I’d hazard a guess that if, like me, you’re the type of investor interested in making green investments with a positive impact, you might also be the type of investor who’s been ignoring bitcoin’s existence.
Personally, I view it as a currency that can’t really be used anywhere, a vehicle for speculation, and an investment trend with all the characteristics of a bubble. But for those of us who care about the climate, there’s another compelling reason to pay attention to bitcoin’s rise.
You may have seen the headlines over the last month pointing out bitcoin’s absurdly large carbon footprint. The source of the headlines, Digiconomist, estimates that bitcoin mining uses an incredible 35 terawatt-hours (TWh) of electricity per year, about as much as Bulgaria -- a country of over 7 million people! (To find out today’s estimate, check its Bitcoin Energy Consumption Index page.)
“But for those of us who care about the climate, there’s a strong reason to pay attention to bitcoin’s meteoric rise.”
These estimates may be overblown -- another expert thinks they’re about half as high -- but even if we halve the numbers yet again, taking us all the way down to 9 TWh, that’s still annual electricity use on par with Estonia or Guatemala.
In addition to this voracious appetite for energy, Digiconomist has analyzed the carbon footprint of one of the world’s largest bitcoin operations, a mine in Mongolia that he estimates is responsible for 24 to 40 tonnes of CO2 every hour. That’s equivalent to somewhere between 90,000 to over 150,000 km driven in a car.
More importantly, whatever the actual electricity usage and carbon emissions, bitcoin’s model means that both will increase over time. In an article published by Grist Magazine, writer Eric Holthaus calculated that by June 2019, at the current rate of growth, Bitcoin mining could use more electricity than the United States does in a year.
"In Venezuela, where a large part of the electricity grid is powered by fossil fuels, bitcoin mining has even been blamed for blackouts."
You could say that energy inefficiency is core to bitcoin’s model: because bitcoins are hard to mine, they’re scarce; and because they’re scarce, they’re considered valuable.
Yes, we’re talking about mining money. If all this is making your head spin, let’s take a step back and review some bitcoin basics. Bitcoin was designed not as a speculative investment, but as a decentralized, secure, anonymous way for users to exchange value online without relying on centralized (and highly regulated) entities like banks.
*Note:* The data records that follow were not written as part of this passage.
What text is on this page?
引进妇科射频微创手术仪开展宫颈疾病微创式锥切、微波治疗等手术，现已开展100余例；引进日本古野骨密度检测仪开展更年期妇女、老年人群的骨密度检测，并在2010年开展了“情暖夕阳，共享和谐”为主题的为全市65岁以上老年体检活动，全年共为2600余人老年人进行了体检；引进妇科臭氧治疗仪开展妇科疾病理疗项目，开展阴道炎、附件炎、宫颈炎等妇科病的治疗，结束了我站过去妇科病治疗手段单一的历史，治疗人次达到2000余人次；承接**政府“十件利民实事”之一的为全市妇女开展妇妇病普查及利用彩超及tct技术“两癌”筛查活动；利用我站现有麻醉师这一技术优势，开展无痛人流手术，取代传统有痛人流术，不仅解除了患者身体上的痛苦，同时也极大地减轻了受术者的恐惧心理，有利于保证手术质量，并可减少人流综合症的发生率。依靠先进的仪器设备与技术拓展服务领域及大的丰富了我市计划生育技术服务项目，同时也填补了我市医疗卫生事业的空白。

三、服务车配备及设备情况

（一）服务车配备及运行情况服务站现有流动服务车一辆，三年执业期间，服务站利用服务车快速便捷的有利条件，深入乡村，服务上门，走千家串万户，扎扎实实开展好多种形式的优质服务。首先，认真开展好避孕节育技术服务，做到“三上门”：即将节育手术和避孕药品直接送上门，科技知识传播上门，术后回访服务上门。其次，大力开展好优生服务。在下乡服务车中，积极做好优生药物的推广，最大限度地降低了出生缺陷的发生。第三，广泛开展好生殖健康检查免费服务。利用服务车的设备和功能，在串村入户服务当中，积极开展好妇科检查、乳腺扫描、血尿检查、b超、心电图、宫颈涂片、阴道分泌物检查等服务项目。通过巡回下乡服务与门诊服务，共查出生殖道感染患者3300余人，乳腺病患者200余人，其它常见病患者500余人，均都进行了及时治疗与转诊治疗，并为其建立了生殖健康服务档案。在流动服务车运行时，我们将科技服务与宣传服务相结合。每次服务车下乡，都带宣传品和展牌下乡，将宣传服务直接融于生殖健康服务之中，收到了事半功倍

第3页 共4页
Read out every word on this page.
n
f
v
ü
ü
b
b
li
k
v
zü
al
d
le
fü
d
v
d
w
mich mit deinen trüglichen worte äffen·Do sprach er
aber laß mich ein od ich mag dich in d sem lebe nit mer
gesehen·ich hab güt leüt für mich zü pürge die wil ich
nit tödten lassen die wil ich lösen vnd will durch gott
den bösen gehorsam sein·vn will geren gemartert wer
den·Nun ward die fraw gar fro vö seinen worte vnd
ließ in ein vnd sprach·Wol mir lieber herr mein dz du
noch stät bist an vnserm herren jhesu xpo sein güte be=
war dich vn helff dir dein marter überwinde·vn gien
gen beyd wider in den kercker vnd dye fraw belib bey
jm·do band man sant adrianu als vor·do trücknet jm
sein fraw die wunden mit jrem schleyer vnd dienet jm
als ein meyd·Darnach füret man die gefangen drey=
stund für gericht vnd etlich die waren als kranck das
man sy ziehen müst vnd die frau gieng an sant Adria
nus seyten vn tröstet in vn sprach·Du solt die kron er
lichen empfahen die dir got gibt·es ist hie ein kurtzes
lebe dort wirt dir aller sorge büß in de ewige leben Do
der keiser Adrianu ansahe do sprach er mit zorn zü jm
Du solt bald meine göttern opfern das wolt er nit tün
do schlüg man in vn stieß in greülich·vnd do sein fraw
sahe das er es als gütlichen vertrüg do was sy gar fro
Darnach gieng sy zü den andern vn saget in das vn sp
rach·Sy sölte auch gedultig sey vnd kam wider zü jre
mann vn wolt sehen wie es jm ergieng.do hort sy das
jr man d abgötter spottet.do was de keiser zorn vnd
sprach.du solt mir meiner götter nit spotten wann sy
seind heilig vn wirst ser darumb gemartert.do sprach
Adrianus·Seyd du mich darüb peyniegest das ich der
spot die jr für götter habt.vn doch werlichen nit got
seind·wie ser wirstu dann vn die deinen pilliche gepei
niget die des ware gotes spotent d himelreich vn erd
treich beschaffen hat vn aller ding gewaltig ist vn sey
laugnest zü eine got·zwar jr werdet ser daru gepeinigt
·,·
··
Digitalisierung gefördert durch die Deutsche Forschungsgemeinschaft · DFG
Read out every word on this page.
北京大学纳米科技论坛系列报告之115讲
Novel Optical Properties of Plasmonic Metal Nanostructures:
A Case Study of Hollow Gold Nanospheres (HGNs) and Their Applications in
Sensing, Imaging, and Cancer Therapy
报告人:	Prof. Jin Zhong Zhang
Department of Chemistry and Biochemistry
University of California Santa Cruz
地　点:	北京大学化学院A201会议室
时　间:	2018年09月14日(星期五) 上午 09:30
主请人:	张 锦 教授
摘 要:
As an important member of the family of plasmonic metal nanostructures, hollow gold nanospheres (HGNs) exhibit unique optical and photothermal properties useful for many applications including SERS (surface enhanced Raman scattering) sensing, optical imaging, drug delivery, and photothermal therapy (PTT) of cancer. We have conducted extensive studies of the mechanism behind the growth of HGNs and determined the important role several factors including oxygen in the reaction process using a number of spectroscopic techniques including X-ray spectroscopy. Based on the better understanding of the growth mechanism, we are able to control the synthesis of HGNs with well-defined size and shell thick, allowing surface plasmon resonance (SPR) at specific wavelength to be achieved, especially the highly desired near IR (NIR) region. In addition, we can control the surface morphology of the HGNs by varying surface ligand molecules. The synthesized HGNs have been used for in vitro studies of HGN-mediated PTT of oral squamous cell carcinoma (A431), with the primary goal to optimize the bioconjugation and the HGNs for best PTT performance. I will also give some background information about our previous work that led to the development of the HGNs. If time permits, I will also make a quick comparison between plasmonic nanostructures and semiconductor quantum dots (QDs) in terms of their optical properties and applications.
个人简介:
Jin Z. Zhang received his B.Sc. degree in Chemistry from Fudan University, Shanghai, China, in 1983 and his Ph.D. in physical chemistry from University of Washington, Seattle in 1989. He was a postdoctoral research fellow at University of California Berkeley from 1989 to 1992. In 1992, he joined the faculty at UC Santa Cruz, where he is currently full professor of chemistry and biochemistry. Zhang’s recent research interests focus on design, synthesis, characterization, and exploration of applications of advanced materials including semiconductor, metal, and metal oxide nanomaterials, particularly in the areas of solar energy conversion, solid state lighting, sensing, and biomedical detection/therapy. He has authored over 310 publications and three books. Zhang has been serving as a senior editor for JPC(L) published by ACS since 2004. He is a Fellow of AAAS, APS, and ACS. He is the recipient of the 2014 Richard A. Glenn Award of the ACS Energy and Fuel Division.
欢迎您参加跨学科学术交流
Bitcoin and other cryptocurrencies are made possible by blockchain technology which establishes a chain-of-ownership for every bitcoin in circulation. Records of all new transactions are bundled together (the “block”), and added to the existing transaction record (the “chain”), which gets pushed to all the machines on the bitcoin network. This form of record keeping, known as a distributed ledger, shares the internet’s ideal of being a robust, decentralized network resilient to outages.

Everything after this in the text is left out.